Самолет в четыре утра - это экстрим. Зато мне впервые не было плохо при снижении. Я не проснулась даже когда колеса коснулись земли, йоу! А взлет - с рассветом в облаках - был похож не на песню Эжена, а на картины Рокуэkла Кента.
Перед отъездом я нашла в сумочке для фотоаппарата бусины, которые оплела для меня Ольга-р., возрадовалась, наскоро увязала их в браслет и теперь ношу с наслаждением. Нет более гармоничного сочетания, чем мой светло-зеленый льняной костюм для летних отпусков и этот браслет. Фотографии воспоследуют, когда вернусь. ))

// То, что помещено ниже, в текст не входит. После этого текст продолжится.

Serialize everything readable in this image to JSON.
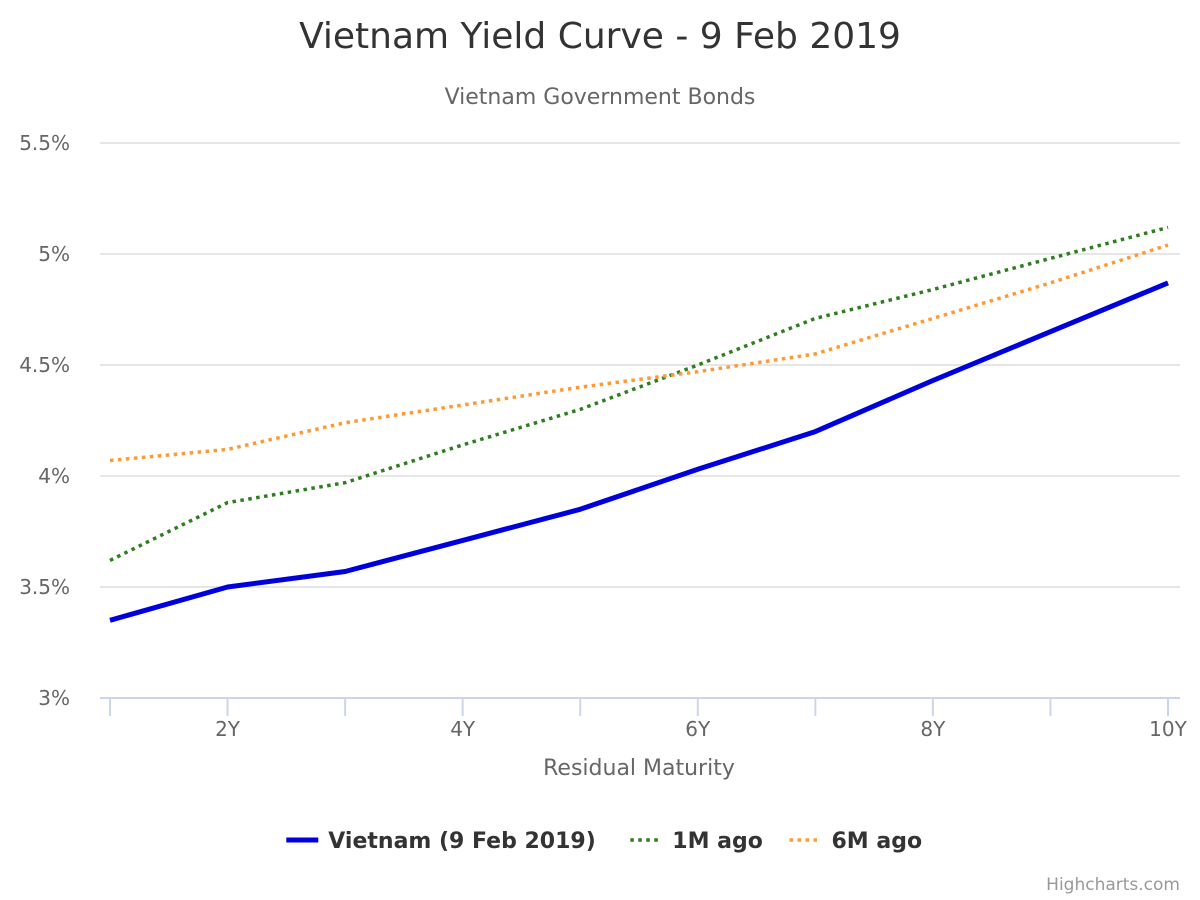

Из аэропорта ехали автобусом, с ветерком; я сидела на насесте и чувствовала себя Стервятником. А в аэропорту мы пугали галок утиным манком и рассматривали Ил. Ил красивый.
"На недельку - со второго - Я уеду в Бибирёво". Первый завтрак - в Бибирево - в семь утра. Купить снеди в "Перекрестке", салатиков, творожков, чипсов с паприкой, сока, жадно жевать, а потом спать, косплея бомжа, на скамейке. Головой на коленях Н.С. Проснуться от припекающего солнца.

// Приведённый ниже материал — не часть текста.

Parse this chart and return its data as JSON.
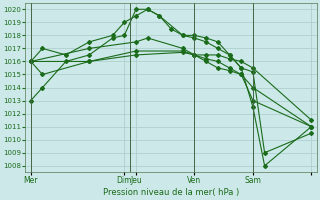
{
  "background_color": "#cce8e8",
  "grid_color": "#aacccc",
  "line_color": "#1a6b1a",
  "title": "Pression niveau de la mer( hPa )",
  "ylim": [
    1007.5,
    1020.5
  ],
  "yticks": [
    1008,
    1009,
    1010,
    1011,
    1012,
    1013,
    1014,
    1015,
    1016,
    1017,
    1018,
    1019,
    1020
  ],
  "x_tick_pos": [
    0,
    8,
    9,
    14,
    19,
    24
  ],
  "x_tick_labels": [
    "Mer",
    "Dim",
    "Jeu",
    "Ven",
    "Sam",
    ""
  ],
  "vline_pos": [
    0,
    8.5,
    14,
    19
  ],
  "series": [
    {
      "x": [
        0,
        1,
        3,
        5,
        7,
        8,
        9,
        10,
        11,
        12,
        13,
        14,
        15,
        16,
        17,
        18,
        19,
        20,
        24
      ],
      "y": [
        1013.0,
        1014.0,
        1016.0,
        1016.5,
        1017.8,
        1018.0,
        1020.0,
        1020.0,
        1019.5,
        1018.5,
        1018.0,
        1018.0,
        1017.8,
        1017.5,
        1016.5,
        1015.5,
        1012.5,
        1008.0,
        1011.0
      ],
      "markers": [
        0,
        1,
        3,
        5,
        7,
        8,
        9,
        10,
        11,
        12,
        13,
        14,
        15,
        16,
        17,
        18,
        19,
        20,
        24
      ]
    },
    {
      "x": [
        0,
        1,
        3,
        5,
        7,
        8,
        9,
        10,
        11,
        13,
        14,
        15,
        16,
        17,
        18,
        19,
        20,
        24
      ],
      "y": [
        1016.0,
        1017.0,
        1016.5,
        1017.5,
        1018.0,
        1019.0,
        1019.5,
        1020.0,
        1019.5,
        1018.0,
        1017.8,
        1017.5,
        1017.0,
        1016.5,
        1015.5,
        1015.2,
        1009.0,
        1010.5
      ],
      "markers": [
        0,
        1,
        3,
        5,
        7,
        8,
        9,
        10,
        11,
        13,
        14,
        15,
        16,
        17,
        18,
        19,
        20,
        24
      ]
    },
    {
      "x": [
        0,
        5,
        9,
        13,
        14,
        15,
        16,
        17,
        18,
        19,
        24
      ],
      "y": [
        1016.0,
        1016.0,
        1016.5,
        1016.7,
        1016.5,
        1016.5,
        1016.5,
        1016.2,
        1016.0,
        1015.5,
        1011.5
      ],
      "markers": [
        0,
        5,
        9,
        13,
        14,
        15,
        16,
        17,
        18,
        19,
        24
      ]
    },
    {
      "x": [
        0,
        5,
        9,
        10,
        13,
        14,
        15,
        16,
        17,
        18,
        19,
        24
      ],
      "y": [
        1016.0,
        1017.0,
        1017.5,
        1017.8,
        1017.0,
        1016.5,
        1016.0,
        1015.5,
        1015.3,
        1015.0,
        1014.0,
        1011.0
      ],
      "markers": [
        0,
        5,
        9,
        10,
        13,
        14,
        15,
        16,
        17,
        18,
        19,
        24
      ]
    },
    {
      "x": [
        0,
        1,
        5,
        9,
        13,
        14,
        15,
        16,
        17,
        18,
        19,
        24
      ],
      "y": [
        1016.0,
        1015.0,
        1016.0,
        1016.8,
        1016.8,
        1016.5,
        1016.2,
        1016.0,
        1015.5,
        1015.0,
        1013.0,
        1011.0
      ],
      "markers": [
        0,
        1,
        5,
        9,
        13,
        14,
        15,
        16,
        17,
        18,
        19,
        24
      ]
    }
  ]
}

Жить у Мариши совершенно чудесно. Гостеприимный дом, дом моей мечты; везде ИКЕА, небрежный порядок, красота простоты, очаровательные фишечки и многочисленные свидетельства многочисленных путешествий. Все именно так, как я бы хотела для себя. До мелочей; фотографии на стенах, магнитики шпалерной развеской на холодильнике, кружки из разных стран, книги. Одиннадцатый этаж. Окна на зеленый и удобный спальный район; и кажется, что тигр проводит меня до гаража, а квартальный тюлень плещется в фонтане.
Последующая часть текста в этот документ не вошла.